そしてヴァルフに連れられ、ツレヒトもまたコチカのもとに集まった。
「それで、重要な話があるって聞いたけどなにかなコチカ」
「う~ん、え~とね」
コチカは尻尾と頭を左右に揺らしながら、何やら考え込んでいるようだった。ちなみにコチカのこの行動は長い話をできるだけ短い文章で伝えるために考えこんでいる時に起こることだと、ヴァルフが教えてくれた。
「あの子のお母さんが捕まってる~」
「ええっ」
明らかにコチカのテンションと、情報の深刻さがマッチしていないため、僕は思わず驚きのあまり立ち上がってしまった。
「ご主人様~リース起きちゃう~」
「ああ、ごめん」
「いいよ~」
「それで、どこにどうして捕まってるとかはわかる?」
「さらわれた~毛が特別だからって~そして男に買われた~」
「毛が特別、男に買われた?」
「なんだかギンローっていう、らしいよ~」
「銀狼族ですか」
「そうそれ~」
「銀狼族?」
どうやら僕だけがよくわかっていないようで、ヴァルフから補足の説明をしてもらい、そのおかげでリースやその一族が非常に狙われやすいものなのだということを理解した。

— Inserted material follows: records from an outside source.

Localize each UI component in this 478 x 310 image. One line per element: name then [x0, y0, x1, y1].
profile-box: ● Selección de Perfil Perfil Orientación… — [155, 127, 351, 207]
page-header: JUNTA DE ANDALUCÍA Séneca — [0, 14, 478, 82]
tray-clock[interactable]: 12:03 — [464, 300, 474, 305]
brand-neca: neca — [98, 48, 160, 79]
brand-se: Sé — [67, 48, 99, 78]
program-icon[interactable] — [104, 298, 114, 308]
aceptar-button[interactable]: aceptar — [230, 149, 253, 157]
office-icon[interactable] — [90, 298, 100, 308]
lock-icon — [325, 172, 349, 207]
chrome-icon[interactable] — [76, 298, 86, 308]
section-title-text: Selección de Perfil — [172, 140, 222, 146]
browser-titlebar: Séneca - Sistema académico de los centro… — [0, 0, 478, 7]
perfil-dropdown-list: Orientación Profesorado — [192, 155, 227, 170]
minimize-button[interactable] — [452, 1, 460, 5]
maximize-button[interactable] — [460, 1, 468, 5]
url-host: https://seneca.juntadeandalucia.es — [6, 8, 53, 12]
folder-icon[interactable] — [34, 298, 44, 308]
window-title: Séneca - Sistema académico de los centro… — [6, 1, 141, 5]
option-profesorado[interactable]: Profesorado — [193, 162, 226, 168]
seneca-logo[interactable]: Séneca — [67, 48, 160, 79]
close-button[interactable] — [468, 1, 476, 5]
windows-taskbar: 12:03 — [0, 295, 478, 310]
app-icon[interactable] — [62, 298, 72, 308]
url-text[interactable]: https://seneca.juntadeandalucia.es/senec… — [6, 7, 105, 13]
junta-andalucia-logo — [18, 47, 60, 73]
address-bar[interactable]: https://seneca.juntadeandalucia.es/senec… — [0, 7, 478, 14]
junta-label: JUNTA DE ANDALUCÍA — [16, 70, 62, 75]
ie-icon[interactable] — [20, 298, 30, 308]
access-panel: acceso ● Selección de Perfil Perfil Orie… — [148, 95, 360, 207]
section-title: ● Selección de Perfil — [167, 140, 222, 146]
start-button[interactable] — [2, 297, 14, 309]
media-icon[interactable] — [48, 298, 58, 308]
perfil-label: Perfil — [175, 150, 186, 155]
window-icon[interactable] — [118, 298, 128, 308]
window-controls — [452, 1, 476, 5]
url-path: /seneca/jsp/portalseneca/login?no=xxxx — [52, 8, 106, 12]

「もし彼女の話が本当なら、リースのお母さんはいったいどこにとらわれているのでしょうか?」
「うーん、まったく見当がつかないんだ」
僕が最初に訪れたあの大きな町には、僕が入ったもの以外に大なり小なりたくさんの奴隷市があった。だがこの街には確かに奴隷はいるもののそれを販売している箇所が見当たらない。そうなると、外部からさらわれた奴隷はどこからきてどこで販売されているのか、それが全く分からない。
「ご主人様、奴隷商人の地位を使ってギルドで情報収集はできないでしょうか?」
「できるかもしれないけど。僕たちはこの街にとってはまだまだ新参者だから、もしかしたら何も教えてもらえないかもしれないよ」
「・・・」
「確かにご主人様のおっしゃることには正しい部分もありますが、ほんの少し訂正できる部分もあるかと」
「ヴァルフそれは一体」
「我々はたしかに新参ものではありますが、先の依頼の達成の際に我々の一団には高度な技術を持った者がいることが知れ渡っています。それにギルドの中、我々のまだ見ぬ部分には、奴隷の販売市があることをギルドの職員が吐露していました。なのでそこに付け入るスキがあるかと思われます」
「なるほど、つまりはご主人様がエリート集団のボスであることを示すことができれば、その隠された奴隷市に入れるかもしれないということでしょうか?」
「ええ、おおむねその通りです」
「なるほどね、そうなるとまず必要なことはギルドからの信頼を得ることだね」
「その通りです。そしてその信頼を得る方法と言えば・・・依頼をこなすことでしょうか?」
「それもある程度難易度のあるものがよいでしょう」
だがそうなると皆が危険な目にあう可能性もある。できうる限りの準備はもちろん必要だが、最終的にどの依頼を受けるかについては僕がしっかりと見極めなくてはならない。
「そう緊張なさらなくてもよろしいですよ、ご主人様。私どもが必ず何とか致します」
改めて見渡してみると、僕の仲間は誰一人として下を向いていなかった。皆しっかりと前を向き、己のやるべきことを見据えていた。
「よし、それじゃあ皆大変だと思うけど、頑張っていこう」
「「はい」」
「あ~い」
「ではまず、第一に、コチカに今の話をかみ砕いて説明するところから始めようか」
「そうだね」
僕らの視線を一身に集めながら、コチカはいつも通りマイペースに揺れていた。